Greater transparency about health plans' provider networks is needed to help consumers understand which doctors and hospitals they can go to without incurring very high out-of-pocket costs, experts agreed at a forum Tuesday sponsored by the Federal Trade Commission.
Health plans with narrow networks are pervasive on Obamacare exchanges and increasingly are being offered by employers as well. An analysis of 2014 exchange plans by McKinsey & Company found that nearly half of the 2,366 unique provider networks qualified as narrow networks, meaning less than 70% of hospitals in a coverage area were included.
Narrow-network plans were a primary focus Tuesday at the FTC's summit on healthcare competition in Washington, co-sponsored by the FTC and the Justice Department's Antitrust Division. Participants agreed that tailored networks, including those with different pricing tiers, are likely to become a fixture of the insurance landscape. But they differed on the steps needed to ensure that consumers can make informed choices about which products will meet their needs.
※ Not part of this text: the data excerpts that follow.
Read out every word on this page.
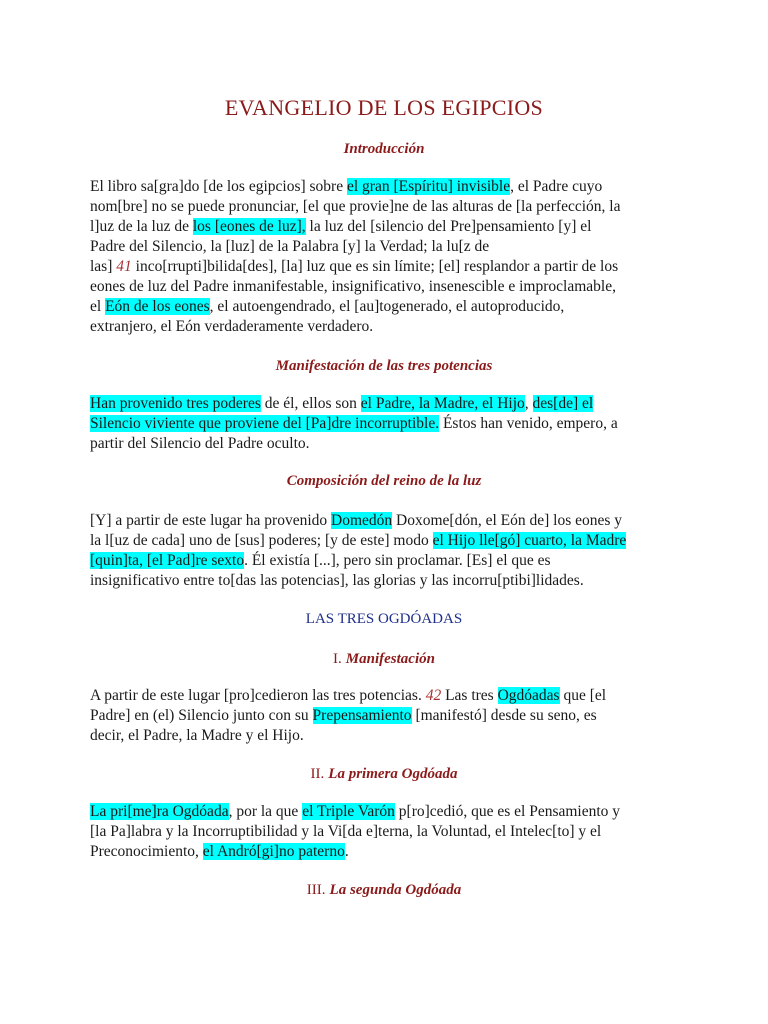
EVANGELIO DE LOS EGIPCIOS
Introducción
El libro sa[gra]do [de los egipcios] sobre el gran [Espíritu] invisible, el Padre cuyo
nom[bre] no se puede pronunciar, [el que provie]ne de las alturas de [la perfección, la
l]uz de la luz de los [eones de luz], la luz del [silencio del Pre]pensamiento [y] el
Padre del Silencio, la [luz] de la Palabra [y] la Verdad; la lu[z de
las] 41 inco[rrupti]bilida[des], [la] luz que es sin límite; [el] resplandor a partir de los
eones de luz del Padre inmanifestable, insignificativo, insenescible e improclamable,
el Eón de los eones, el autoengendrado, el [au]togenerado, el autoproducido,
extranjero, el Eón verdaderamente verdadero.
Manifestación de las tres potencias
Han provenido tres poderes de él, ellos son el Padre, la Madre, el Hijo, des[de] el
Silencio viviente que proviene del [Pa]dre incorruptible. Éstos han venido, empero, a
partir del Silencio del Padre oculto.
Composición del reino de la luz
[Y] a partir de este lugar ha provenido Domedón Doxome[dón, el Eón de] los eones y
la l[uz de cada] uno de [sus] poderes; [y de este] modo el Hijo lle[gó] cuarto, la Madre
[quin]ta, [el Pad]re sexto. Él existía [...], pero sin proclamar. [Es] el que es
insignificativo entre to[das las potencias], las glorias y las incorru[ptibi]lidades.
LAS TRES OGDÓADAS
I. Manifestación
A partir de este lugar [pro]cedieron las tres potencias. 42 Las tres Ogdóadas que [el
Padre] en (el) Silencio junto con su Prepensamiento [manifestó] desde su seno, es
decir, el Padre, la Madre y el Hijo.
II. La primera Ogdóada
La pri[me]ra Ogdóada, por la que el Triple Varón p[ro]cedió, que es el Pensamiento y
[la Pa]labra y la Incorruptibilidad y la Vi[da e]terna, la Voluntad, el Intelec[to] y el
Preconocimiento, el Andró[gi]no paterno.
III. La segunda Ogdóada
Lynn Quincy, Consumer Union's associate director for health reform policy, said most consumers have little understanding of provider networks. “They may not even know they're in a narrow-network product or tiered-network product,” she said. “We have a lot of work to do.”
Paul Ginsburg, a healthcare policy expert at the University of Southern California, said more sophisticated measures for assessing network adequacy need to be developed. In particular, he said, assessing the quality of available providers and the accessibility of specialists are particularly thorny tasks. “How would you access the adequacy of networks for diseases you don't have?” he asked.
James Landman, director of healthcare finance policy at the Healthcare Financial Management Association, noted that patients can sometimes get stuck with expensive medical bills for out-of-network costs that were impossible to avoid. In some cases, he noted, a surgeon at a hospital might be included in an insurer's network, but the anesthesiologist might not be.
The National Association of Insurance Commissioners is drafting a model law that states can look to for guidance in regulating provider networks. HHS has also expressed concern about the adequacy of networks for health plans sold on the state and federal exchanges. But the federal agency has indicated that it will hold off on introducing additional regulations until the NAIC process has concluded.
Kim Holland, vice president for state affairs at the Blue Cross and Blue Shield Association, applauded the NAIC's process for seeking input from all interested parties, but also noted that it's a laborious process. “It's like making sausage,” she said. “It's not very pretty sometimes.”
Holland also expressed concern about “any willing provider” proposals that have surfaced in several state legislatures in response to concerns about narrow networks. Such proposals were common in the 1980s and 1990s as part of the backlash against HMOs, but their resurgence has prompted concerns that they will hamstring insurers in creating affordable products.
Participants in the forum agreed on the need for greater transparency about provider networks. Insurer directories have sometimes been riddled with errors or have been hard to use.
HHS is trying to address the issue with new exchange marketplace rules for 2016. The agency is requiring that insurers continuously update their lists of providers and that these lists be easily accessible. In addition, HHS is requiring that provider networks be made available in “machine-readable” formats. That way, independent organizations will be able to extract the data and create tools to help consumers better navigate their plan choices.
“The first imperative is to ensure that the plans they purchased deliver the benefits they were promised,” Quincy said.